A man, with many decades of experience, working for a living, doing precisely what he is doing at this moment.
Analyzing an electronic circuit.
Not just any circuit, but a circuit made by X10.
A consumer circuit, brand new, just out of it’s pristine box, for the first time since it left the factory floor.
The device is powered through a two prong, AC, 120V (USA) power cord.
Only today, instead of analyzing the circuit to repair it, or analyzing it to modify the circuit, he is trying to learn something else.
He is attaching his multi thousand dollar oscilloscope to the X10 device, to find out how it works.
To learn the secrets of it’s communication wave form, if you will. (Rod Serling speak)
To SEE what is going on in this particular mysterious device.
He has done this countless times, to repair, to alter, to learn and to expand, on the knowledge gained by this analysis.
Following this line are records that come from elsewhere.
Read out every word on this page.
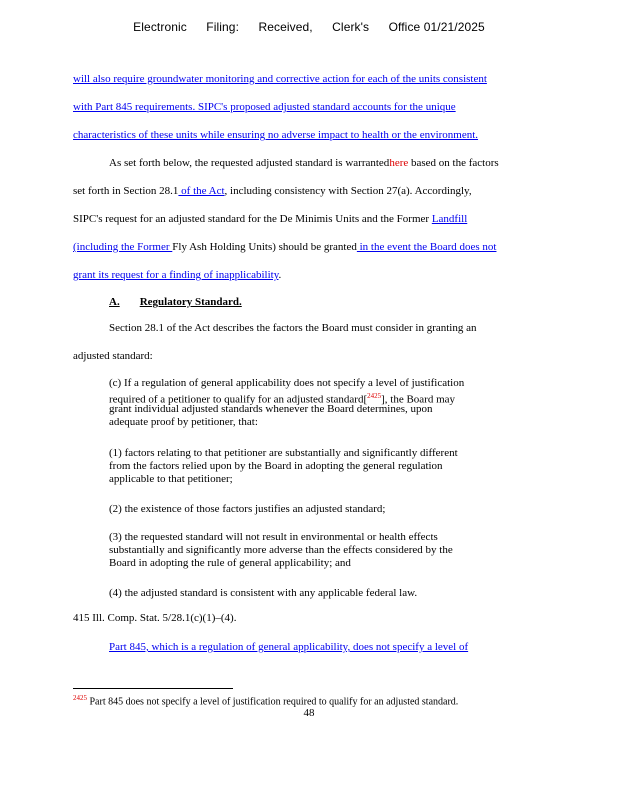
Electronic Filing: Received, Clerk's Office 01/21/2025
will also require groundwater monitoring and corrective action for each of the units consistent
with Part 845 requirements. SIPC's proposed adjusted standard accounts for the unique
characteristics of these units while ensuring no adverse impact to health or the environment.
As set forth below, the requested adjusted standard is warrantedhere based on the factors
set forth in Section 28.1 of the Act, including consistency with Section 27(a). Accordingly,
SIPC's request for an adjusted standard for the De Minimis Units and the Former Landfill
(including the Former Fly Ash Holding Units) should be granted in the event the Board does not
grant its request for a finding of inapplicability.
A. Regulatory Standard.
Section 28.1 of the Act describes the factors the Board must consider in granting an
adjusted standard:
415 Ill. Comp. Stat. 5/28.1(c)(1)–(4).
Part 845, which is a regulation of general applicability, does not specify a level of

(c) If a regulation of general applicability does not specify a level of justification

required of a petitioner to qualify for an adjusted standard[$^{2425}$], the Board may

grant individual adjusted standards whenever the Board determines, upon

adequate proof by petitioner, that:

(1) factors relating to that petitioner are substantially and significantly different

from the factors relied upon by the Board in adopting the general regulation

applicable to that petitioner;

(2) the existence of those factors justifies an adjusted standard;

(3) the requested standard will not result in environmental or health effects

substantially and significantly more adverse than the effects considered by the

Board in adopting the rule of general applicability; and

(4) the adjusted standard is consistent with any applicable federal law.

$^{2425}$ Part 845 does not specify a level of justification required to qualify for an adjusted standard.
48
There is no schematic included.
The two wire cord lulls this “searcher of the truth”, into a false impression that the device MUST be isolated, MUST have a small power transformer, somewhere hidden from the casual observer.
Enter - The Twilight Zone:
He FAILS to notice, that there are NO outside connections needed, except the cord.
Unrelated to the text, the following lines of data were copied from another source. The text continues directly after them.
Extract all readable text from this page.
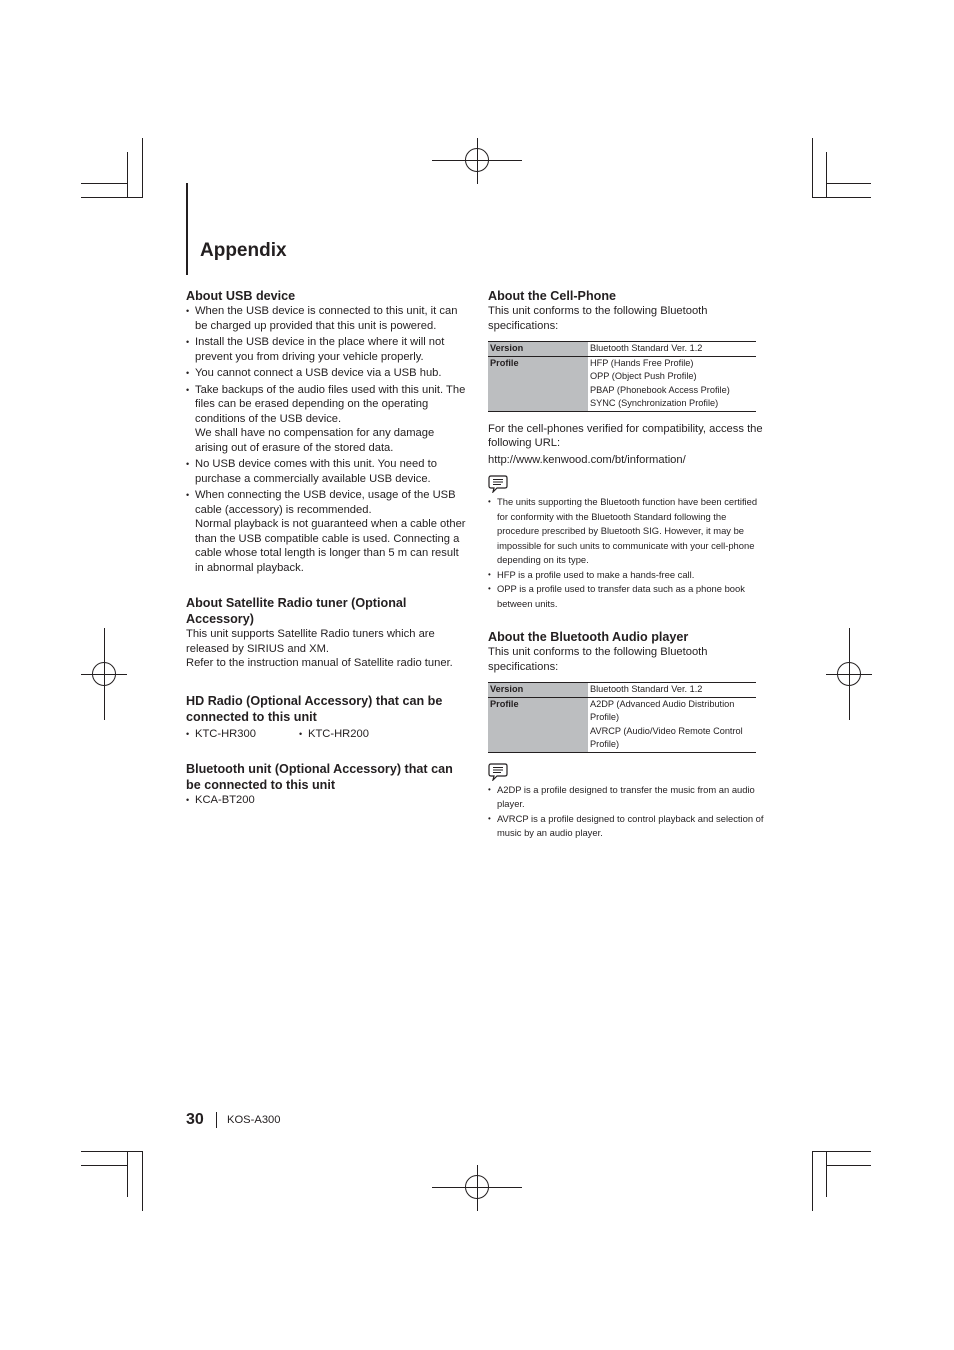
Appendix
About USB device
• When the USB device is connected to this unit, it can be charged up provided that this unit is powered.
• Install the USB device in the place where it will not prevent you from driving your vehicle properly.
• You cannot connect a USB device via a USB hub.
• Take backups of the audio files used with this unit. The files can be erased depending on the operating conditions of the USB device.
We shall have no compensation for any damage arising out of erasure of the stored data.
• No USB device comes with this unit. You need to purchase a commercially available USB device.
• When connecting the USB device, usage of the USB cable (accessory) is recommended.
Normal playback is not guaranteed when a cable other than the USB compatible cable is used. Connecting a cable whose total length is longer than 5 m can result in abnormal playback.
About Satellite Radio tuner (Optional Accessory)

This unit supports Satellite Radio tuners which are released by SIRIUS and XM.
Refer to the instruction manual of Satellite radio tuner.

HD Radio (Optional Accessory) that can be connected to this unit
• KTC-HR300	• KTC-HR200
Bluetooth unit (Optional Accessory) that can be connected to this unit
• KCA-BT200
About the Cell-Phone

This unit conforms to the following Bluetooth specifications:

Version	Bluetooth Standard Ver. 1.2
Profile	HFP (Hands Free Profile)
OPP (Object Push Profile)
PBAP (Phonebook Access Profile)
SYNC (Synchronization Profile)

For the cell-phones verified for compatibility, access the following URL:

http://www.kenwood.com/bt/information/

• The units supporting the Bluetooth function have been certified for conformity with the Bluetooth Standard following the procedure prescribed by Bluetooth SIG. However, it may be impossible for such units to communicate with your cell-phone depending on its type.
• HFP is a profile used to make a hands-free call.
• OPP is a profile used to transfer data such as a phone book between units.
About the Bluetooth Audio player

This unit conforms to the following Bluetooth specifications:

Version	Bluetooth Standard Ver. 1.2
Profile	A2DP (Advanced Audio Distribution Profile)
AVRCP (Audio/Video Remote Control Profile)
• A2DP is a profile designed to transfer the music from an audio player.
• AVRCP is a profile designed to control playback and selection of music by an audio player.
30 KOS-A300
Just an all plastic case, with all plastic buttons. No jacks, no other cords, just a dead end for the power cord.
Cleverly designed by people who do this for a living.
Just a power cord attached to a plastic case with eight plastic switches.
The output for the device is really, signals going back down the power cord.
Signals riding on the 120V AC power line.
This is know but not thought about by the investigator at this time, overlooked.
He is not aware that this device is powered by a “transformerless” power supply.
With the standard, properly functioning oscilloscope, attached through a 100 times (100x) probe (for conservative safety), the examiner is ready to begin. He has carefully attached the probe, ground on the minus of the filter capacitor, probe on the plus of the low voltage supply.
He has done this, before he energizes the circuit, for obvious reasons.
He now, without the least hesitation, picks up the x10 power plug and plugs it directly into the 120Voutlet.
Also without the least hesitation, he watches half of the printed circuit traces disappear.
A loud bang, a bright flash, a lot of smoke are all that is left of that half of the circuit.
What does he do?
He doesn’t even examine the burnt x10. He knows what happened and why.
He unplugs the warm cord.
He wraps the cord around the unit.
He puts the burnt x10 switch back into its box.
He opens the second identical x10 unit box (an extra, back-up unit).
He opens the unit.
He places the oscilloscope probe on the identical place, only on the new x10 circuit board.
AND
He plugs the new x10 into 120V AC!
DE DE DE DE – DE DE DE DE (that’s Twilight Zone theme music, look it up)
NOT into the same normal AC receptacle, but INTO an isolation transformer. His bench-top isolation transformer.
He would have done this with the first x10 but he wasn’t paying attention.”
That inattentive investigator was... ME. This is a true story.
I had plugged the first (now ruined) x10 into the normal AC receptacle with the neutral side and the line side flipped.
This is why they make and we use line isolation transformers.
++++++++++++++++++++++
You should never service a transformerless supply without one.